Snowy owls are beautiful arctic creatures that inhabit Alaska, Canada, and parts of the Northern U.S, Asia, and Europe. They are among the heaviest owl species due to their feathers, which insulate them from the cold. The white plumage helps them camouflage in the snow. Unlike most owls that hunt exclusively at night, snowy owls are diurnal, meaning that they hunt during the day, with a focus on being active from dawn to dusk. Yellow eyes appear only on owls who are diurnal, whereas owls with brown or black eyes prefer to hunt at night.
It is an amazing sight to behold for those lucky enough to witness a Snowy owl perched or nesting on the ground or in flight. This beautiful bird has excellent eyesight, but they also rely on their hearing to catch a meal, which includes such delicacies as lemmings, other small rodents, rabbits, birds, and fish. While in flight and low to the ground, they spot their meal and swoop in to snatch it using their sharp talons. Snowy owls mate for life and adapt to the availability of food, laying more eggs when food is bountiful and less when it is not.

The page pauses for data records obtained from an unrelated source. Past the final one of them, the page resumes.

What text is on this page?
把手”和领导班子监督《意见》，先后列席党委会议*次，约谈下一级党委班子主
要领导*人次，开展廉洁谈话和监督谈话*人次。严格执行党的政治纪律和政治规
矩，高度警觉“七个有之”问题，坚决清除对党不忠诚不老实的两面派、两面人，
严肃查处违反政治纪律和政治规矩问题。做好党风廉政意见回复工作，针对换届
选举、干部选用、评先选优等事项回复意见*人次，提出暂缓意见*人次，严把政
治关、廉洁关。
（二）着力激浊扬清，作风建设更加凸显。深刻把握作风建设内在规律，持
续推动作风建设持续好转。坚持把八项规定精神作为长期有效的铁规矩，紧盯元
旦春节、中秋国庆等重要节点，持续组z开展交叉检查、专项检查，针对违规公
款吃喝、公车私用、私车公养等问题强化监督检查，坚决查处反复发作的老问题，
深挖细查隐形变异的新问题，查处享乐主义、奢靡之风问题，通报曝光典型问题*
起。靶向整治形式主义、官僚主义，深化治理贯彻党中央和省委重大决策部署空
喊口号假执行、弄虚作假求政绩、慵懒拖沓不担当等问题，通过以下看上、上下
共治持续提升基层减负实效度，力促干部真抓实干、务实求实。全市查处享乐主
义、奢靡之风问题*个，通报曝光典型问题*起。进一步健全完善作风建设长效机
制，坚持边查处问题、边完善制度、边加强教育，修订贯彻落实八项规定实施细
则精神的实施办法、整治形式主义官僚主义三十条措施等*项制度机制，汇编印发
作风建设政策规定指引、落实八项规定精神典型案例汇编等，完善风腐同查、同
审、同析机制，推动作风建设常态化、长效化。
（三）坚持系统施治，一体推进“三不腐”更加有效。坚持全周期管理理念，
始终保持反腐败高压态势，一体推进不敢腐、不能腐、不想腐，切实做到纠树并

Though still cared for when young, newly born owls leave the nest less than a month after they hatch and learn to fly well by about six weeks of age.
Snowy owls are protected under the Migratory Bird Treaty Act; thus, it is illegal to harm or own them. Today, there are many organizations that allow people to “adopt” snowy owls to help them thrive in the wild. Though they are not endangered or threatened in the U.S., gift/donations ultimately benefit the species, which has been experiencing some issues purportedly related to climate change, such as loss of habitat and declines in their foraging bases. In the words of Theodore Roosevelt, “There is a delight in the hardy life of the open. There are no words that can tell the hidden spirit of the wilderness that can reveal its mystery, its melancholy, and its charm. The nation behaves well if it treats the natural resources as assets which it must turn over to the next generation increased and not impaired in value. Conservation means development as much as it does protection.”